The sensing of biochemical molecules has growing importance in various fields including Internet of Things (IoT), big data- and machine learning-enabled health monitoring, disease diagnosis, environmental monitoring, and food safety. An ideal molecular sensing platform should be highly sensitive, selective, label-free, generating reproducible signal, and able to detect multiple analytes simultaneously (multiplexity). Nowadays, advanced sensors can achieve high sensitivity and stability using electronic, optical or electrochemical mechanisms. With the assistance of receptors (meaning prior knowledge of the analytes is required), high selectivity of analytes can also be realized. However, high multiplexity within short measurement time and without prior knowledge is still beyond maturity. In this context, Raman spectroscopy, which probes the molecular vibrational modes through the measurement of light scattering, stands out as a promising method to achieve all the above requirements, in particular multiplexity and label-free, due to the multiple, extremely narrow and fingerprinting peaks in Raman spectra. While the main drawback of Raman spectroscopy is the weak signal, surface-enhanced Raman spectroscopy has been developed to mediate this issue with even single-molecule sensitivity using structured metal substrates, yet it has suffered from signal non-uniformity and noise. An alternative, Raman enhancement through two-dimensional materials (RE2D), replaces metallic substrates with 2D materials, a type of material only one atom or a few atoms thick. RE2D has exhibited significantly improved signal uniformity and low noise with the added advantage of tunability. This project will explore the fundamental science and techniques to further enhance the sensitivity and multiplexity of RE2D technology, by fabricating various types of 2D material substrates, combining 2D materials with metallic substrates, and applying electrical voltage to tune the enhancement. The research outcome will also be used as educational tools for research-like undergraduate and graduate courses. In addition, the PI will initiate a mentoring program for female graduate students, which will broadly benefit Penn State female students in their research, study, work-life balance and career development.
This project aims to generate new fundamental understanding of the novel phenomenon of Raman enhancement through two-dimensional materials (RE2D), i.e. the enhancement of Raman signals of organic analyte molecules when placed on 2D material surfaces. This new knowledge will pave the way for an entirely new family of sensors that combine a number of desired features: high multiplexity, molecular selectivity, unprecedented signal reliability, and tunability. By further integrating plasmonic structures with 2D materials, high sensitivity will be achieved. The project is organized around two main thrusts: (1) analysis of the effects of 2D material-analyte molecule pairing on RE2D, as well as the tunability of molecular selection in RE2D; and (2) determination of the combined effects of chemical and electromagnetic mechanisms on Raman enhancement in a 2D-plasmonic integrated substrate.
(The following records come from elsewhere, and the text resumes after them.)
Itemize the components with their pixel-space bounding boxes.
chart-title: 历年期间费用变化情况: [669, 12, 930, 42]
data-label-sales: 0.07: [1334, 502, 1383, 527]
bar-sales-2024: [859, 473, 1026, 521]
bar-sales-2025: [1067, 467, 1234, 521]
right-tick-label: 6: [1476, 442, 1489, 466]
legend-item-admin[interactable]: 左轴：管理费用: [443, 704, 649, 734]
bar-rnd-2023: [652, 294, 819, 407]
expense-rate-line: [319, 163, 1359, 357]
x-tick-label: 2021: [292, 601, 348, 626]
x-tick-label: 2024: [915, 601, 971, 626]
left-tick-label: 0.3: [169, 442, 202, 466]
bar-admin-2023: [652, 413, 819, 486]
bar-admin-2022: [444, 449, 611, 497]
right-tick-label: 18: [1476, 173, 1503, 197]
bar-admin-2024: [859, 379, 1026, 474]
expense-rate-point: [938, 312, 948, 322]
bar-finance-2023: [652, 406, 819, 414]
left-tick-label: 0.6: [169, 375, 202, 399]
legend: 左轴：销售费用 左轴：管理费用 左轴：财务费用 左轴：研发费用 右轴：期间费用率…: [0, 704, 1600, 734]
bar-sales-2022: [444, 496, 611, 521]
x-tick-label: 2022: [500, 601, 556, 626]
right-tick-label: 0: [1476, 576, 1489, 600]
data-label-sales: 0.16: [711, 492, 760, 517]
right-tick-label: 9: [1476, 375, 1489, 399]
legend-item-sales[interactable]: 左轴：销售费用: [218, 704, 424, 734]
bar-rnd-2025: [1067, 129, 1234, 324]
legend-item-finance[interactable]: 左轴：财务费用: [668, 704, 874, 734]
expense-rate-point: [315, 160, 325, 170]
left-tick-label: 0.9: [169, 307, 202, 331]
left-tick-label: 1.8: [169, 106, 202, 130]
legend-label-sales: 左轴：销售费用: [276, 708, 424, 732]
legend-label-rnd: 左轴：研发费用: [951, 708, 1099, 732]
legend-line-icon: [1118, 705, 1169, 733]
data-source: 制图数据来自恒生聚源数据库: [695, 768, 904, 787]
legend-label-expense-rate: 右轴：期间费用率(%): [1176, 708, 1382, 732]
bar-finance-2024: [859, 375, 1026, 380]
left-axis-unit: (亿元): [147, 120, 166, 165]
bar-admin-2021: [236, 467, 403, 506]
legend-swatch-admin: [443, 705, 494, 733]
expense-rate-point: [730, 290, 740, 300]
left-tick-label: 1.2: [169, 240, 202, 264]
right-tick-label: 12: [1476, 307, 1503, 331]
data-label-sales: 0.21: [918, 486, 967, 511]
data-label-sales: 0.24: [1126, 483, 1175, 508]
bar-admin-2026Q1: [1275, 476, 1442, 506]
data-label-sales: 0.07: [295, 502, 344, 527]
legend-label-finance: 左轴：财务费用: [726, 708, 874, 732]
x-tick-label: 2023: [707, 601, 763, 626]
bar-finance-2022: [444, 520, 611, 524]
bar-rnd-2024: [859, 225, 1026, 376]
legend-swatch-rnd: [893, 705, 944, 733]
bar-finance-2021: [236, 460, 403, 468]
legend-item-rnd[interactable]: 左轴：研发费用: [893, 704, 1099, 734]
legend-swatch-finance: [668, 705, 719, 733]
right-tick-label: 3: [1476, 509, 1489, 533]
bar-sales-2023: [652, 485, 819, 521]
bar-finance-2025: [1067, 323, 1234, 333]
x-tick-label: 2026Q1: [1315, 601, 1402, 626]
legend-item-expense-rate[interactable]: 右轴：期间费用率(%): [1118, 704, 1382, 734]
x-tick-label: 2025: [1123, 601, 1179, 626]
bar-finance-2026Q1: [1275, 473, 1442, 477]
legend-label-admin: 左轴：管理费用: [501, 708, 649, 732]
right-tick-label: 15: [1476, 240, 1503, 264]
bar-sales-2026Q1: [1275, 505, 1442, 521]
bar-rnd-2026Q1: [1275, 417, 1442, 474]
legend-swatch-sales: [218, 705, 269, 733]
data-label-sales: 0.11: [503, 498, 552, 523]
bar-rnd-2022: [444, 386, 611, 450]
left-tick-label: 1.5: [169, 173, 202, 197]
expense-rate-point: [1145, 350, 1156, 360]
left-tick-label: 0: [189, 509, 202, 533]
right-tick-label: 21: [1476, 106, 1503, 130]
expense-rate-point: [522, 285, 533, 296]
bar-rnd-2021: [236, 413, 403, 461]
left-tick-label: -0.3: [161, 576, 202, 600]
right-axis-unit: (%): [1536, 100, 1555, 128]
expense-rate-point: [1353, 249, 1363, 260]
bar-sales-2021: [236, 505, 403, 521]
The fundamental science revealed and the prototype devices demonstrated will effectively guide the design and fabrication of sensitive and multiplexed RE2D sensors. The research outcomes will be integrated into the education and outreach activities: creating research-like courses and Research Experience for Undergraduate programs on Raman-based nanosensors and 2D material optoelectronics, which cultivate students’ abilities of critical thinking and motivate them to find solutions to societal problems using advanced technologies. The PI will also initiate a women graduate student mentoring program, and pair female Penn State alumnae mentors with female graduate students to support their long-term success.
This award reflects NSF's statutory mission and has been deemed worthy of support through evaluation using the Foundation's intellectual merit and broader impacts review criteria.